Carlos Vitor Valiense

Com o surgimento da televisão, o mundo pode entrar na era da comunicação rápida. O que só podia ser ouvido através do rádio, agora é visualizado na TV – objeto diferente do primeiro, os radiouvintes contemplam agora o que há de mais moderno, visualizando imagens que até então só podiam ser refletidas no imaginário. Já podem ver as cenas de atores e atrizes expondo a arte do teatro na sala das casas de famílias.

A sala foi sempre considerada um local formal das casas. Nas residências mais grã-finas existia sala de visitas, sala de jantar, sala de rádio. Já nos palácios havia salas e salões específicos para o nível social da visita que ali seria recepcionada.

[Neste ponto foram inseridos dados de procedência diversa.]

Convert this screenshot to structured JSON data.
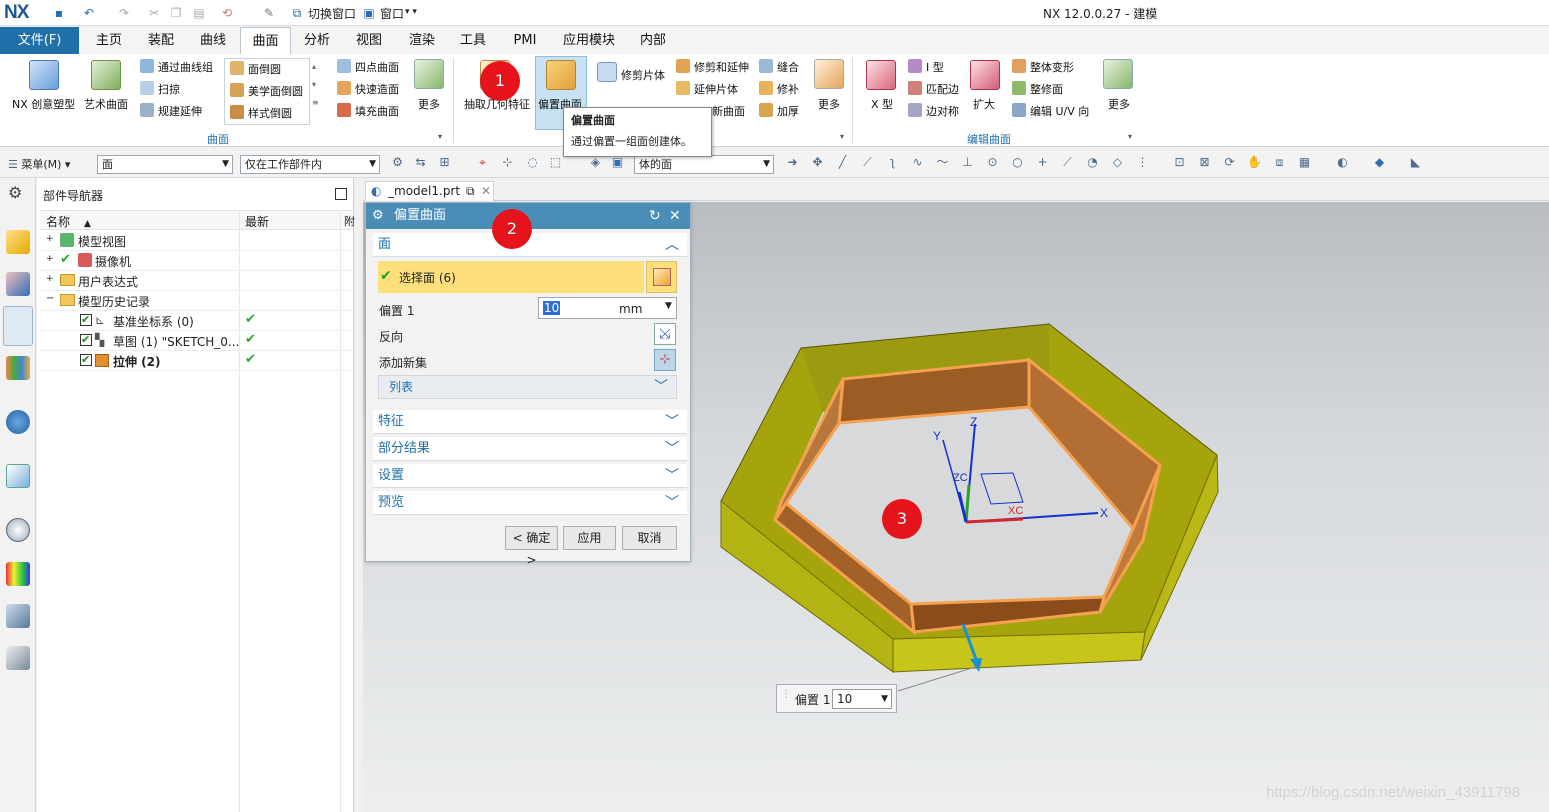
{
  "app": {
    "logo": "NX",
    "window_title": "NX 12.0.0.27 - 建模",
    "switch_window": "切换窗口",
    "window_menu": "窗口"
  },
  "ribbon_tabs": [
    "文件(F)",
    "主页",
    "装配",
    "曲线",
    "曲面",
    "分析",
    "视图",
    "渲染",
    "工具",
    "PMI",
    "应用模块",
    "内部"
  ],
  "active_tab": "曲面",
  "ribbon": {
    "nx_creative": "NX 创意塑型",
    "art_surface": "艺术曲面",
    "through_curve_mesh": "通过曲线组",
    "sweep": "扫掠",
    "ruled_extend": "规建延伸",
    "face_blend": "面倒圆",
    "aesthetic_blend": "美学面倒圆",
    "styled_blend": "样式倒圆",
    "four_point_surface": "四点曲面",
    "quick_surface": "快速造面",
    "fill_surface": "填充曲面",
    "more1": "更多",
    "group_surface": "曲面",
    "extract_feature": "抽取几何特征",
    "offset_surface": "偏置曲面",
    "trim_sheet": "修剪片体",
    "trim_extend": "修剪和延伸",
    "extend_sheet": "延伸片体",
    "new_surface": "新曲面",
    "sew": "缝合",
    "patch": "修补",
    "thicken": "加厚",
    "more2": "更多",
    "x_form": "X 型",
    "i_form": "I 型",
    "match_edge": "匹配边",
    "edge_symmetry": "边对称",
    "enlarge": "扩大",
    "global_deform": "整体变形",
    "face_repair": "整修面",
    "edit_uv": "编辑 U/V 向",
    "more3": "更多",
    "group_edit": "编辑曲面"
  },
  "tooltip": {
    "title": "偏置曲面",
    "desc": "通过偏置一组面创建体。"
  },
  "selection_bar": {
    "menu": "菜单(M)",
    "filter": "面",
    "scope": "仅在工作部件内",
    "face_rule": "体的面"
  },
  "navigator": {
    "title": "部件导航器",
    "col_name": "名称",
    "col_latest": "最新",
    "col_extra": "附",
    "rows": [
      {
        "label": "模型视图",
        "check": ""
      },
      {
        "label": "摄像机",
        "check": ""
      },
      {
        "label": "用户表达式",
        "check": ""
      },
      {
        "label": "模型历史记录",
        "check": ""
      },
      {
        "label": "基准坐标系 (0)",
        "check": "✔"
      },
      {
        "label": "草图 (1) \"SKETCH_0...",
        "check": "✔"
      },
      {
        "label": "拉伸 (2)",
        "check": "✔"
      }
    ]
  },
  "doc_tab": "_model1.prt",
  "dialog": {
    "title": "偏置曲面",
    "sect_face": "面",
    "select_face": "选择面 (6)",
    "offset_label": "偏置 1",
    "offset_value": "10",
    "offset_unit": "mm",
    "reverse": "反向",
    "add_new_set": "添加新集",
    "list": "列表",
    "sect_feature": "特征",
    "sect_partial": "部分结果",
    "sect_settings": "设置",
    "sect_preview": "预览",
    "ok": "< 确定 >",
    "apply": "应用",
    "cancel": "取消"
  },
  "onscreen_input": {
    "label": "偏置 1",
    "value": "10"
  },
  "axes": {
    "z": "Z",
    "y": "Y",
    "x": "X",
    "zc": "ZC",
    "xc": "XC"
  },
  "badges": [
    "1",
    "2",
    "3"
  ],
  "watermark": "https://blog.csdn.net/weixin_43911798",
  "colors": {
    "accent": "#1f6fa8",
    "dialog_title": "#4a8eb8",
    "select_highlight": "#fddf7c",
    "badge": "#e5131b",
    "outer_wall": "#b5b312",
    "inner_wall": "#a86a33",
    "edge_highlight": "#f5a150"
  }
}
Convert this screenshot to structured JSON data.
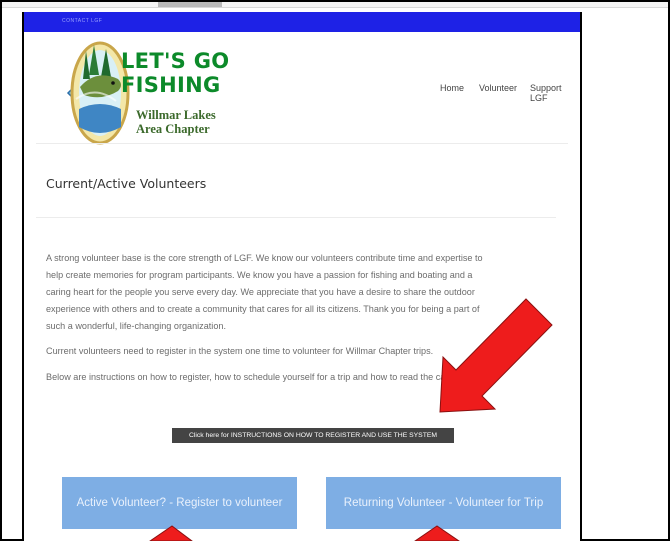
{
  "header": {
    "bar_text": "CONTACT LGF"
  },
  "logo": {
    "title_line1": "LET'S GO",
    "title_line2": "FISHING",
    "subtitle_line1": "Willmar Lakes",
    "subtitle_line2": "Area Chapter"
  },
  "nav": {
    "items": [
      {
        "label": "Home"
      },
      {
        "label": "Volunteer"
      },
      {
        "label": "Support LGF"
      }
    ]
  },
  "main": {
    "title": "Current/Active Volunteers",
    "paragraph1_lines": [
      "A strong volunteer base is the core strength of LGF. We know our volunteers contribute time and expertise to",
      "help create memories for program participants. We know you have a passion for fishing and boating and a",
      "caring heart for the people you serve every day. We appreciate that you have a desire to share the outdoor",
      "experience with others and to create a community that cares for all its citizens. Thank you for being a part of",
      "such a wonderful, life-changing organization."
    ],
    "paragraph2": "Current volunteers need to register in the system one time to volunteer for Willmar Chapter trips.",
    "paragraph3": "Below are instructions on how to register, how to schedule yourself for a trip and how to read the calendar.",
    "instructions_button": "Click here for INSTRUCTIONS ON HOW TO REGISTER AND USE THE SYSTEM",
    "register_button": "Active Volunteer? - Register to volunteer",
    "returning_button": "Returning Volunteer - Volunteer for Trip"
  },
  "colors": {
    "top_bar": "#1e22e6",
    "logo_green": "#0c8a2a",
    "button_blue": "#7eaee4",
    "instructions_dark": "#444444",
    "arrow_red": "#ee1c1c"
  },
  "icons": [
    "annotation-arrow-icon",
    "fish-logo-icon"
  ]
}
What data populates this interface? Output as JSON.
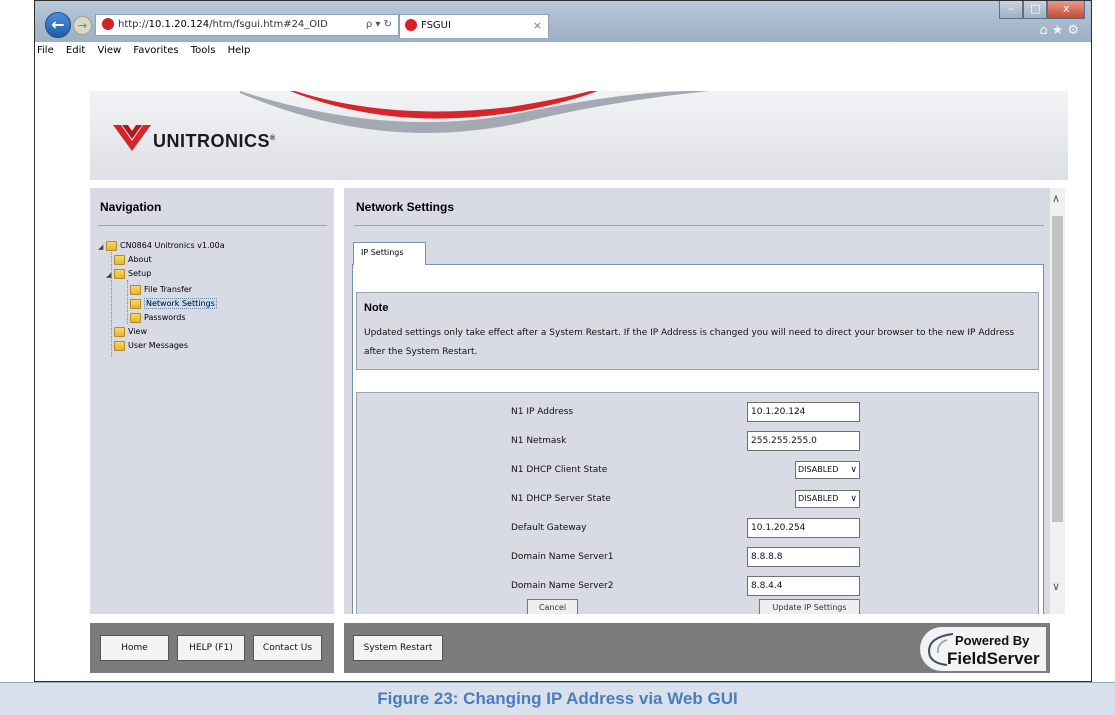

Tornou-se hoje muito comum as famílias se reunirem à noite na sala após o jantar diante da TV, para assistir ao telejornal e, em seguida, a um filme ou novela. A televisão tornou-se o objeto central de qualquer casa, tomando o lugar antes reservado à mesa de jantar, em torno da qual a família fazia suas orações e refeições e se entretinha em conversas, referentes o mais das vezes à vida familiar e a outros assuntos que tivessem importância para o bom andamento das coisas. Mesmo que fosse um monólogo, existia ali o olho no olho.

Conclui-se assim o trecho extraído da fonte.